Palmer was on the field, in full pads and with his helmet, for the practice. He did throw on the sidelines but skipped the team segment of practice. A Bengals source said the one-day hiatus from team drills was planned because of the residual soreness after Monday night's game.
In the 34-16 loss to the Colts, Palmer was sacked four times, knocked down on at least six other occasions and was hit several more times.
On the final play of the first half, on which Palmer was sacked by defensive tackle Raheem Brock, the Bengals star got up holding his right shoulder. There were television reports, in fact, that Palmer might have injured his shoulder on the play. But he demonstrated no obvious duress in the second half, neither while warming up before the start of the half nor over the final two quarters.

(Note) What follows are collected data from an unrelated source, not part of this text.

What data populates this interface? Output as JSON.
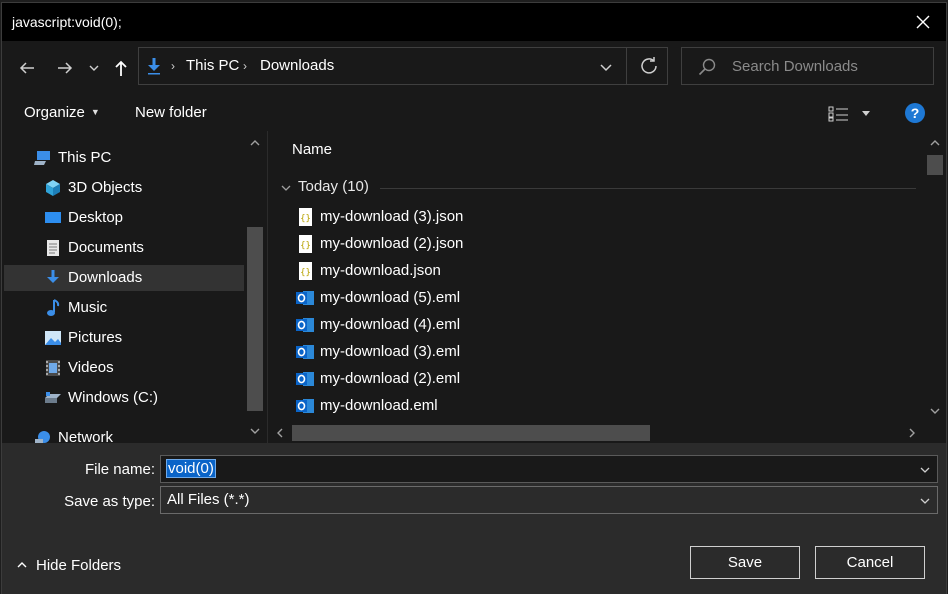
{
  "window": {
    "title": "javascript:void(0);"
  },
  "address": {
    "crumbs": [
      "This PC",
      "Downloads"
    ]
  },
  "search": {
    "placeholder": "Search Downloads"
  },
  "toolbar": {
    "organize_label": "Organize",
    "new_folder_label": "New folder",
    "help_label": "?"
  },
  "sidebar": {
    "items": [
      {
        "label": "This PC",
        "icon": "computer-icon"
      },
      {
        "label": "3D Objects",
        "icon": "cube-icon"
      },
      {
        "label": "Desktop",
        "icon": "desktop-icon"
      },
      {
        "label": "Documents",
        "icon": "document-icon"
      },
      {
        "label": "Downloads",
        "icon": "download-icon",
        "selected": true
      },
      {
        "label": "Music",
        "icon": "music-icon"
      },
      {
        "label": "Pictures",
        "icon": "picture-icon"
      },
      {
        "label": "Videos",
        "icon": "video-icon"
      },
      {
        "label": "Windows (C:)",
        "icon": "drive-icon"
      },
      {
        "label": "Network",
        "icon": "network-icon"
      }
    ]
  },
  "files": {
    "column_name": "Name",
    "group_label": "Today (10)",
    "items": [
      {
        "name": "my-download (3).json",
        "icon": "json-file-icon"
      },
      {
        "name": "my-download (2).json",
        "icon": "json-file-icon"
      },
      {
        "name": "my-download.json",
        "icon": "json-file-icon"
      },
      {
        "name": "my-download (5).eml",
        "icon": "outlook-file-icon"
      },
      {
        "name": "my-download (4).eml",
        "icon": "outlook-file-icon"
      },
      {
        "name": "my-download (3).eml",
        "icon": "outlook-file-icon"
      },
      {
        "name": "my-download (2).eml",
        "icon": "outlook-file-icon"
      },
      {
        "name": "my-download.eml",
        "icon": "outlook-file-icon"
      }
    ]
  },
  "form": {
    "file_name_label": "File name:",
    "file_name_value": "void(0)",
    "save_as_type_label": "Save as type:",
    "save_as_type_value": "All Files (*.*)"
  },
  "footer": {
    "hide_folders_label": "Hide Folders",
    "save_label": "Save",
    "cancel_label": "Cancel"
  },
  "colors": {
    "accent": "#1e78d4",
    "selection": "#0a64c8",
    "background": "#191919"
  }
}
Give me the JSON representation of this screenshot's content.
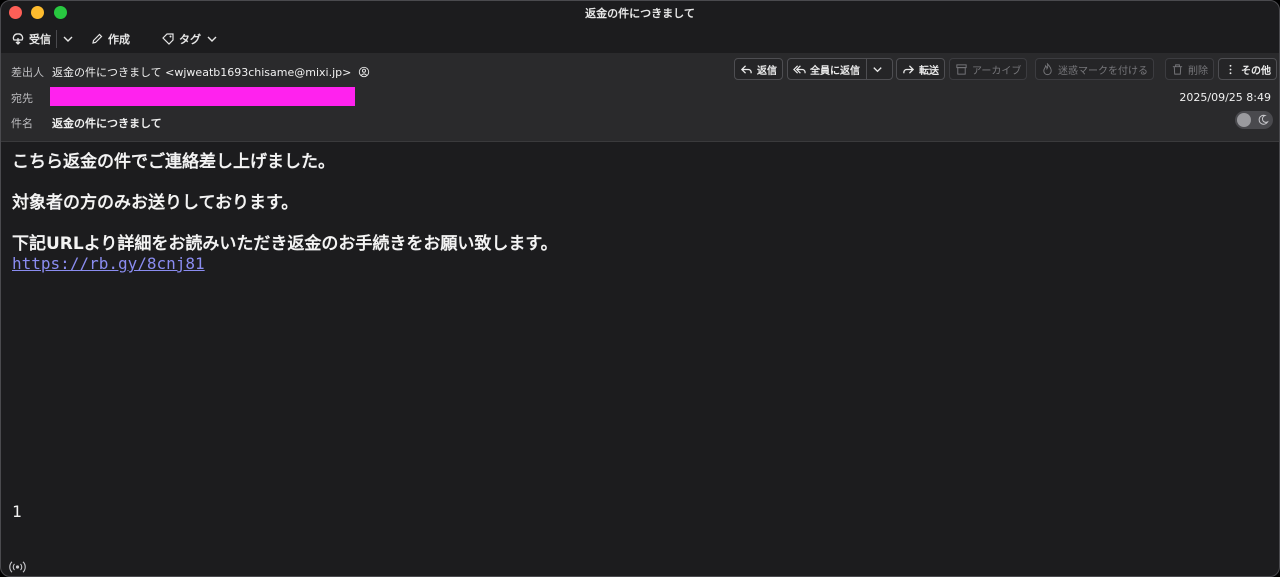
{
  "window": {
    "title": "返金の件につきまして"
  },
  "toolbar": {
    "receive": "受信",
    "compose": "作成",
    "tag": "タグ"
  },
  "header": {
    "from_label": "差出人",
    "from_value": "返金の件につきまして <wjweatb1693chisame@mixi.jp>",
    "to_label": "宛先",
    "subject_label": "件名",
    "subject_value": "返金の件につきまして",
    "date": "2025/09/25 8:49"
  },
  "actions": {
    "reply": "返信",
    "reply_all": "全員に返信",
    "forward": "転送",
    "archive": "アーカイブ",
    "junk": "迷惑マークを付ける",
    "delete": "削除",
    "more": "その他"
  },
  "message": {
    "line1": "こちら返金の件でご連絡差し上げました。",
    "line2": "対象者の方のみお送りしております。",
    "line3": "下記URLより詳細をお読みいただき返金のお手続きをお願い致します。",
    "link": "https://rb.gy/8cnj81",
    "footer_number": "1"
  },
  "colors": {
    "redaction": "#ff22ee",
    "link": "#8a8cf0"
  }
}
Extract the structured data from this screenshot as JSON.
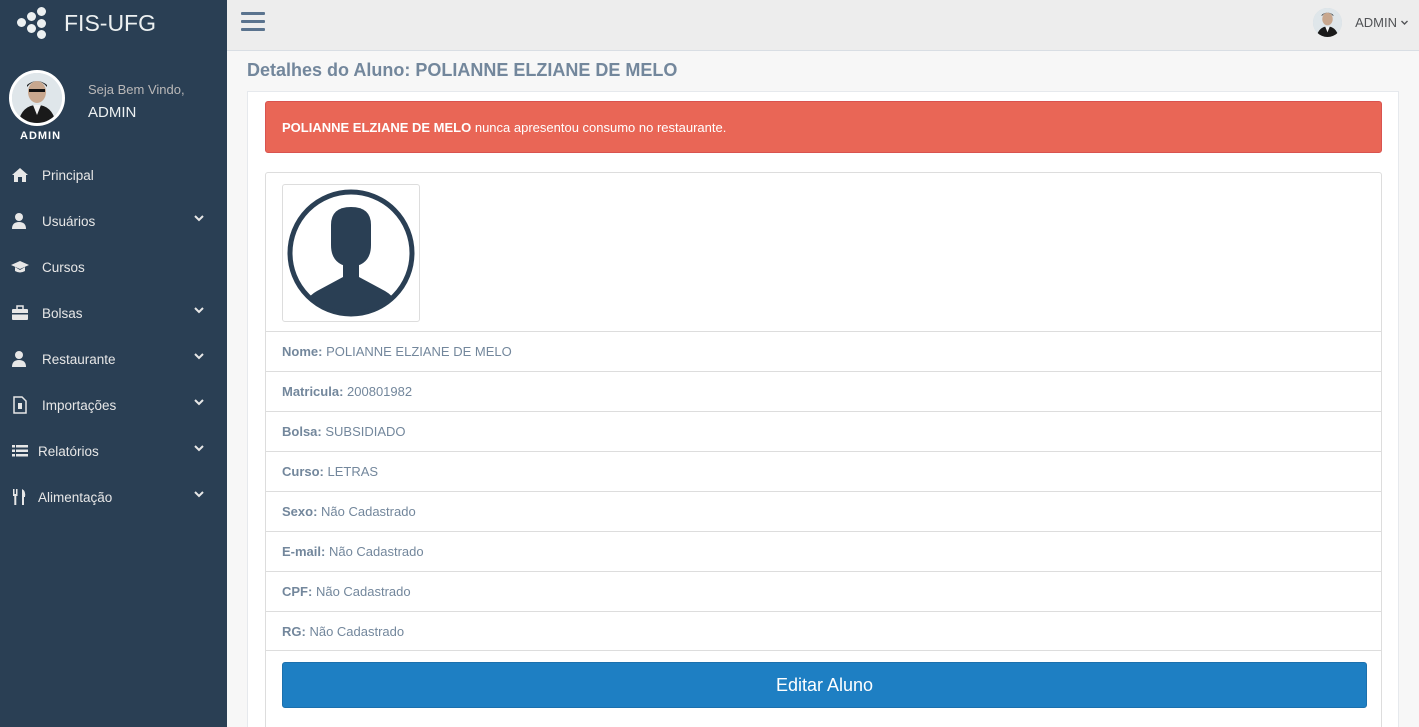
{
  "brand": {
    "name": "FIS-UFG"
  },
  "profile": {
    "welcome": "Seja Bem Vindo,",
    "name": "ADMIN",
    "role": "ADMIN"
  },
  "sidebar": {
    "items": [
      {
        "label": "Principal",
        "icon": "home-icon",
        "has_submenu": false
      },
      {
        "label": "Usuários",
        "icon": "user-icon",
        "has_submenu": true
      },
      {
        "label": "Cursos",
        "icon": "graduation-cap-icon",
        "has_submenu": false
      },
      {
        "label": "Bolsas",
        "icon": "briefcase-icon",
        "has_submenu": true
      },
      {
        "label": "Restaurante",
        "icon": "user-icon",
        "has_submenu": true
      },
      {
        "label": "Importações",
        "icon": "file-import-icon",
        "has_submenu": true
      },
      {
        "label": "Relatórios",
        "icon": "list-icon",
        "has_submenu": true
      },
      {
        "label": "Alimentação",
        "icon": "cutlery-icon",
        "has_submenu": true
      }
    ]
  },
  "topbar": {
    "user_label": "ADMIN"
  },
  "page": {
    "title": "Detalhes do Aluno: POLIANNE ELZIANE DE MELO"
  },
  "alert": {
    "name": "POLIANNE ELZIANE DE MELO",
    "message": " nunca apresentou consumo no restaurante."
  },
  "details": [
    {
      "label": "Nome:",
      "value": " POLIANNE ELZIANE DE MELO"
    },
    {
      "label": "Matricula:",
      "value": " 200801982"
    },
    {
      "label": "Bolsa:",
      "value": " SUBSIDIADO"
    },
    {
      "label": "Curso:",
      "value": " LETRAS"
    },
    {
      "label": "Sexo:",
      "value": " Não Cadastrado"
    },
    {
      "label": "E-mail:",
      "value": " Não Cadastrado"
    },
    {
      "label": "CPF:",
      "value": " Não Cadastrado"
    },
    {
      "label": "RG:",
      "value": " Não Cadastrado"
    }
  ],
  "actions": {
    "edit_label": "Editar Aluno"
  },
  "colors": {
    "sidebar": "#2a3f54",
    "alert": "#e96656",
    "primary": "#1e7fc3",
    "avatar_dark": "#2a3f54"
  }
}
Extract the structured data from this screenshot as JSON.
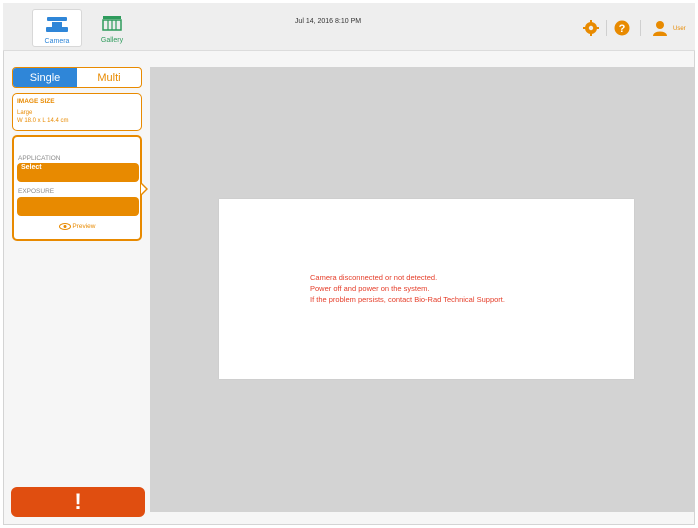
{
  "header": {
    "tabs": [
      {
        "label": "Camera",
        "icon": "camera-icon",
        "active": true
      },
      {
        "label": "Gallery",
        "icon": "gallery-icon",
        "active": false
      }
    ],
    "datetime": "Jul 14, 2016  8:10 PM",
    "settings_icon": "gear-icon",
    "help_icon": "help-icon",
    "user_icon": "user-icon",
    "username": "User"
  },
  "left_panel": {
    "mode": {
      "options": [
        "Single",
        "Multi"
      ],
      "selected": "Single"
    },
    "image_size": {
      "title": "IMAGE SIZE",
      "value": "Large",
      "dimensions": "W 18.0 x L 14.4 cm"
    },
    "application": {
      "label": "APPLICATION",
      "value": "Select"
    },
    "exposure": {
      "label": "EXPOSURE",
      "value": ""
    },
    "preview_label": "Preview",
    "alert_label": "!"
  },
  "main": {
    "messages": [
      "Camera disconnected or not detected.",
      "Power off and power on the system.",
      "If the problem persists, contact Bio-Rad Technical Support."
    ]
  },
  "colors": {
    "accent": "#e88a00",
    "selected_blue": "#2f86d8",
    "alert": "#e04e10",
    "error_text": "#e53e2a",
    "panel_gray": "#d3d3d3"
  }
}
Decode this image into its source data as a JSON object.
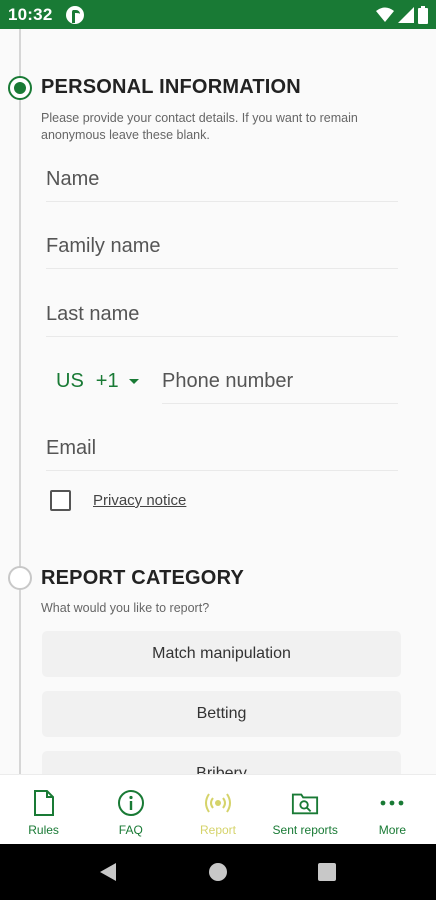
{
  "status_bar": {
    "time": "10:32"
  },
  "personal_information": {
    "title": "PERSONAL INFORMATION",
    "description": "Please provide your contact details. If you want to remain anonymous leave these blank.",
    "name_placeholder": "Name",
    "family_name_placeholder": "Family name",
    "last_name_placeholder": "Last name",
    "country_code": "US",
    "dial_code": "+1",
    "phone_placeholder": "Phone number",
    "email_placeholder": "Email",
    "privacy_notice": "Privacy notice",
    "privacy_checked": false
  },
  "report_category": {
    "title": "REPORT CATEGORY",
    "description": "What would you like to report?",
    "options": [
      "Match manipulation",
      "Betting",
      "Bribery"
    ]
  },
  "bottom_nav": {
    "items": [
      {
        "label": "Rules",
        "icon": "document-icon"
      },
      {
        "label": "FAQ",
        "icon": "info-icon"
      },
      {
        "label": "Report",
        "icon": "broadcast-icon",
        "active": true
      },
      {
        "label": "Sent reports",
        "icon": "folder-search-icon"
      },
      {
        "label": "More",
        "icon": "more-dots-icon"
      }
    ]
  },
  "colors": {
    "brand_green": "#197a35",
    "active_nav": "#d5d36a"
  }
}
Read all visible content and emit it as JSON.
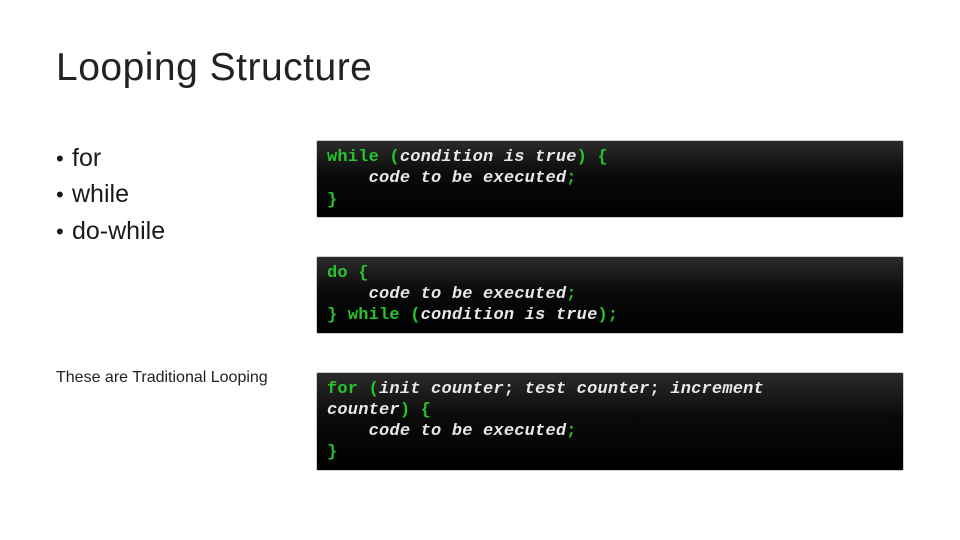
{
  "title": "Looping Structure",
  "bullets": [
    "for",
    "while",
    "do-while"
  ],
  "note": "These are Traditional Looping",
  "code": {
    "while": {
      "l1a": "while",
      "l1b": " (",
      "l1c": "condition is true",
      "l1d": ") {",
      "l2a": "    ",
      "l2b": "code to be executed",
      "l2c": ";",
      "l3a": "}"
    },
    "dowhile": {
      "l1a": "do",
      "l1b": " {",
      "l2a": "    ",
      "l2b": "code to be executed",
      "l2c": ";",
      "l3a": "} ",
      "l3b": "while",
      "l3c": " (",
      "l3d": "condition is true",
      "l3e": ");"
    },
    "for": {
      "l1a": "for",
      "l1b": " (",
      "l1c": "init counter",
      "l1d": "; ",
      "l1e": "test counter",
      "l1f": "; ",
      "l1g": "increment",
      "l2a": "counter",
      "l2b": ") {",
      "l3a": "    ",
      "l3b": "code to be executed",
      "l3c": ";",
      "l4a": "}"
    }
  }
}
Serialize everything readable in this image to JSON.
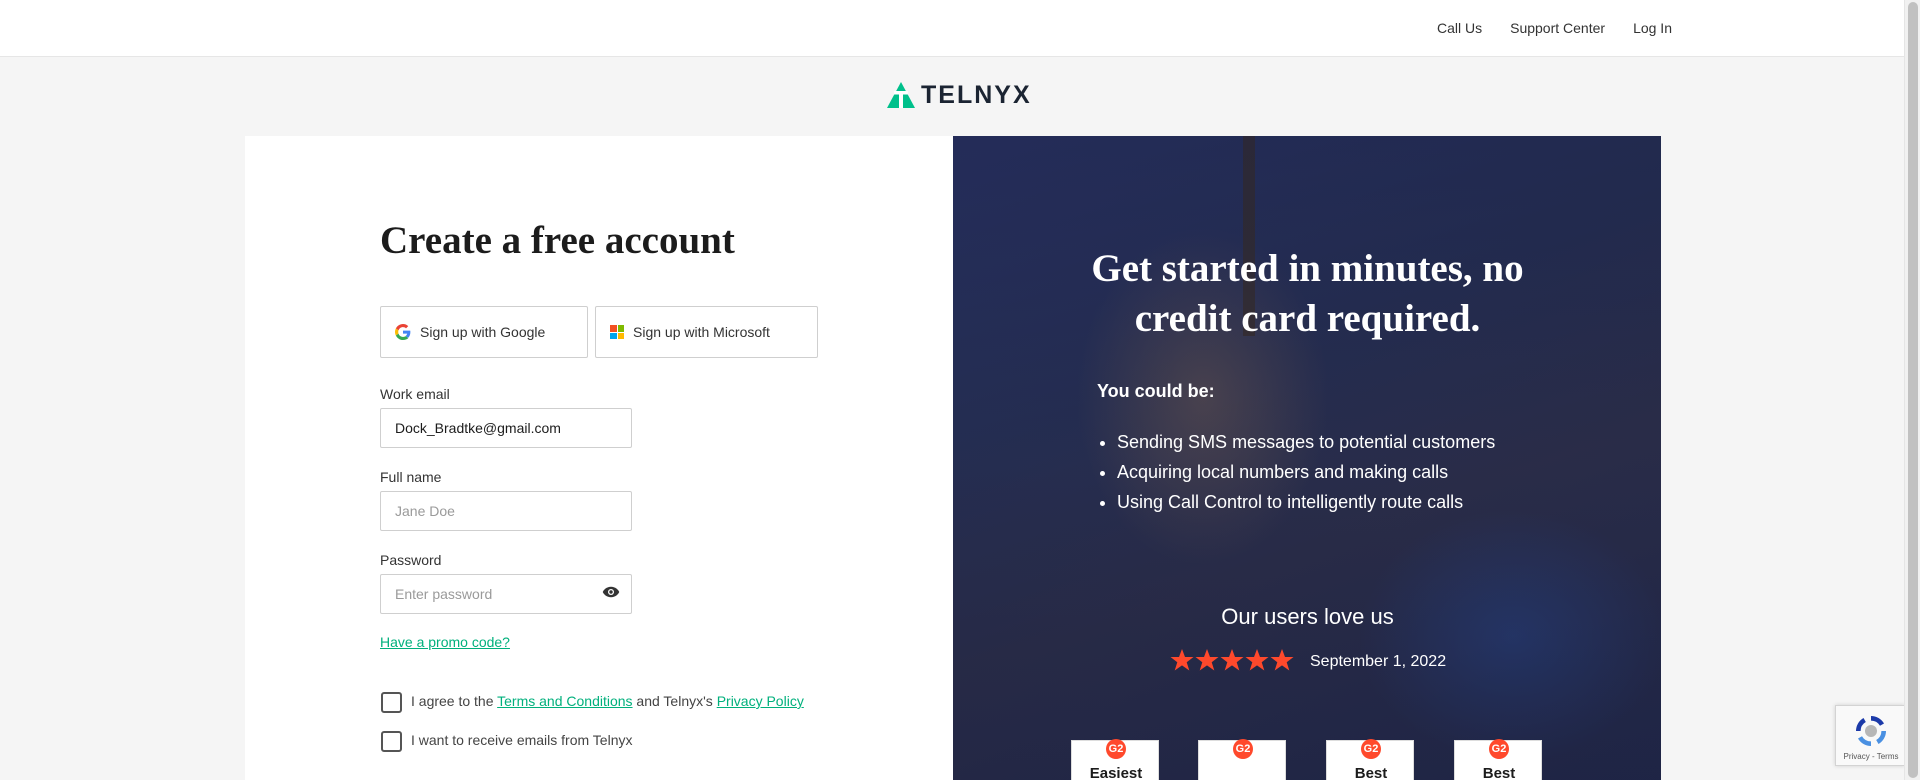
{
  "nav": {
    "links": [
      "Call Us",
      "Support Center",
      "Log In"
    ]
  },
  "brand": {
    "name": "TELNYX",
    "accent": "#00c08b"
  },
  "form": {
    "title": "Create a free account",
    "google_label": "Sign up with Google",
    "microsoft_label": "Sign up with Microsoft",
    "email_label": "Work email",
    "email_value": "Dock_Bradtke@gmail.com",
    "name_label": "Full name",
    "name_placeholder": "Jane Doe",
    "password_label": "Password",
    "password_placeholder": "Enter password",
    "promo_link": "Have a promo code?",
    "terms": {
      "prefix": "I agree to the ",
      "terms_link": "Terms and Conditions",
      "middle": " and Telnyx's ",
      "privacy_link": "Privacy Policy",
      "checked": false
    },
    "emails_optin": {
      "label": "I want to receive emails from Telnyx",
      "checked": false
    }
  },
  "promo_panel": {
    "headline": "Get started in minutes, no credit card required.",
    "subhead": "You could be:",
    "bullets": [
      "Sending SMS messages to potential customers",
      "Acquiring local numbers and making calls",
      "Using Call Control to intelligently route calls"
    ],
    "love_title": "Our users love us",
    "rating": 5,
    "rating_date": "September 1, 2022",
    "badges": [
      "Easiest",
      "",
      "Best",
      "Best"
    ],
    "badge_logo": "G2",
    "star_color": "#ff492c"
  },
  "recaptcha": {
    "text": "Privacy - Terms"
  }
}
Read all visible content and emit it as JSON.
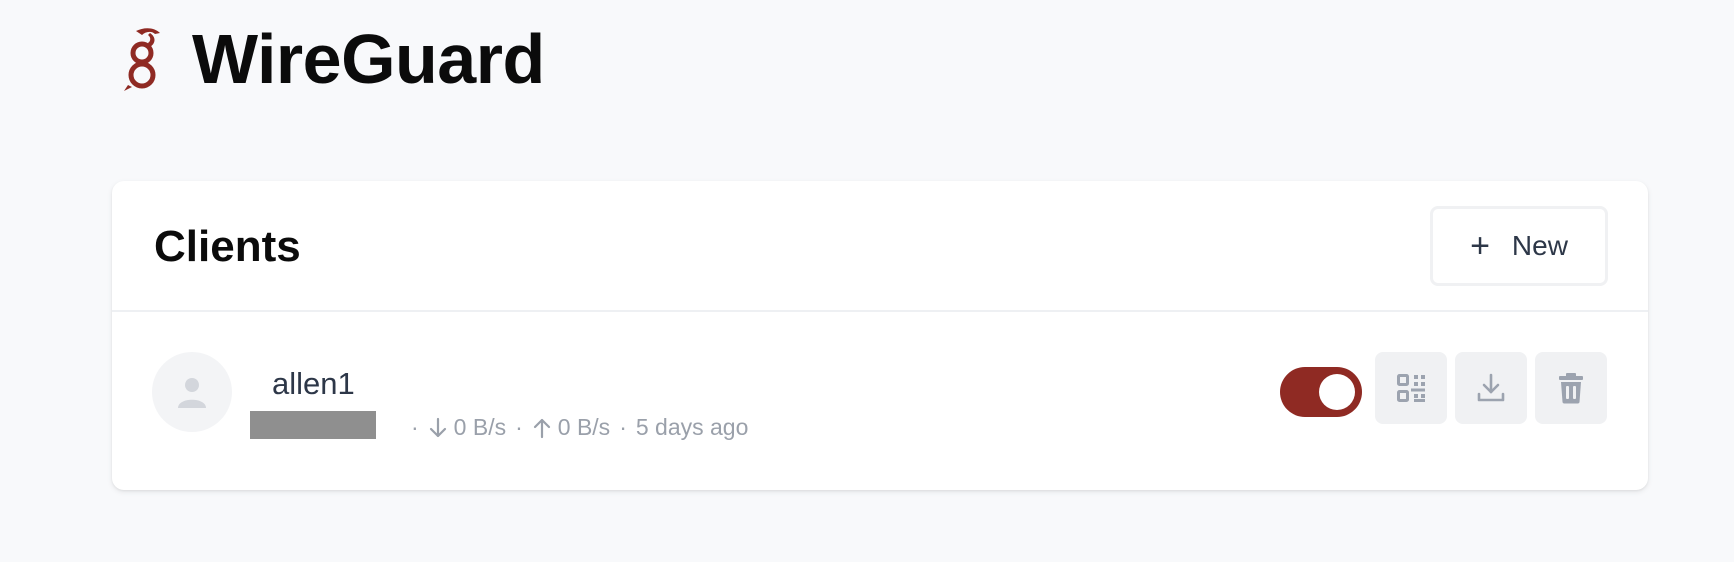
{
  "app": {
    "title": "WireGuard",
    "brand_color": "#8f2a23"
  },
  "clients_panel": {
    "title": "Clients",
    "new_button_icon": "plus-icon",
    "new_button_label": "New"
  },
  "clients": [
    {
      "name": "allen1",
      "address_redacted": true,
      "download_rate": "0 B/s",
      "upload_rate": "0 B/s",
      "last_seen": "5 days ago",
      "enabled": true,
      "actions": [
        "qr-code-icon",
        "download-icon",
        "trash-icon"
      ]
    }
  ],
  "meta_separator": "·",
  "colors": {
    "background": "#f8f9fb",
    "card": "#ffffff",
    "muted_text": "#9aa0aa",
    "icon_gray": "#9ca3af",
    "button_bg": "#f0f1f3"
  }
}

Palmer acknowledged Tuesday that he performed poorly in the game, completing just 14-of-28 passes for 176 yards and no touchdowns. It marked only the second game this season in which he failed to complete more than 50 percent of his passes, and the 176 yards represented Palmer's season low.
On Wednesday, Palmer characterized his shoulder as "fine" in speaking with local reporters.
The former Southern California star and 2002 Heisman Trophy winner and the first player selected overall in the 2003 draft, Palmer has started 43 of the Bengals' last 46 outings. Since assuming the starting job in 2004, the only games Palmer sat out were the final three contests of the '04 campaign. The severe injury to his left knee, in which he tore two ligaments and suffered ancillary damage as well, came in a division-round playoff loss to Pittsburgh 11 months ago.
For the year, Palmer has completed 283-of-442 passes for 3,575 yards with 24 touchdown passes and 11 interceptions, for a passer rating of 96.9.
Len Pasquarelli is a senior NFL writer for ESPN.com.